Because the audit chain is append-only, signed and complete, that reconstruction is mechanical rather than a matter of trust. A reviewer can be handed the sealed record and the public keys and can verify, independently, what the system was shown, what it produced, which model version was responsible and that nothing was altered afterwards. The operator does not ask to be believed. The operator hands over a record that proves itself, which is precisely the standard the rest of the courtroom already meets.
What a defensible courtroom looks like next
The direction of travel is set. High-risk classification, operational-resilience duties and management standards are converging on a single expectation, that automated assistance in consequential decisions must be logged, attributable and reviewable to an evidential standard.
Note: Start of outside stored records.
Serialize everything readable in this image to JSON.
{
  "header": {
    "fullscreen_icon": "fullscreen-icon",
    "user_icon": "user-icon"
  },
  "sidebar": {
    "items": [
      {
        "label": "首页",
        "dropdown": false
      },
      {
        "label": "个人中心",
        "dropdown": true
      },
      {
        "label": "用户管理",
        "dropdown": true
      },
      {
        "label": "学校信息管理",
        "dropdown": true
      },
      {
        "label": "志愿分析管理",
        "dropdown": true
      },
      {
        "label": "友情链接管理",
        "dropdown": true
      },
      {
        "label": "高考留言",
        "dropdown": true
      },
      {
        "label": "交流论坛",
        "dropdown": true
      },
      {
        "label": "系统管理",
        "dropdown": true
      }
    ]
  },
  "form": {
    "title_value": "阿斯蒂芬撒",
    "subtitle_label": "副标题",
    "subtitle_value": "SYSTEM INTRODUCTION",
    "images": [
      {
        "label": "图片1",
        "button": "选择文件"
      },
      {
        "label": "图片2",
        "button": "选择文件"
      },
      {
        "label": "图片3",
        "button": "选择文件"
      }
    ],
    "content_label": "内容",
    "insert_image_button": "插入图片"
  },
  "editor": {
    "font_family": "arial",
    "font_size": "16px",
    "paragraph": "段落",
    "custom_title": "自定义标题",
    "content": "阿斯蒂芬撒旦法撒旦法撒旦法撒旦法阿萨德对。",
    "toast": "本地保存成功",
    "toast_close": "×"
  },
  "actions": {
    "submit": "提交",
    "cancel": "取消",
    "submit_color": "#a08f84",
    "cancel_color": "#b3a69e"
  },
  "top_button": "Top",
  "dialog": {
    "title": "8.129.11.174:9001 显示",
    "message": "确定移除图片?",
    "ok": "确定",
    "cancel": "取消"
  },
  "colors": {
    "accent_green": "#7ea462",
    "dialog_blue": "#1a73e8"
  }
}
Justice systems that treat this as a compliance afterthought will find their records challenged. Those that build on a sealed, offline, sovereign foundation will find the same challenges answered before they are raised.
The position is unadorned. Artificial intelligence can serve the justice system, but only inside an architecture that assumes every output may one day be contested and prepares the proof in advance. That is what a Sovereign Intelligence Operating System is for: reasoning that runs where the evidence lives, sealed the moment it happens, and open to review for as long as the case can be reopened.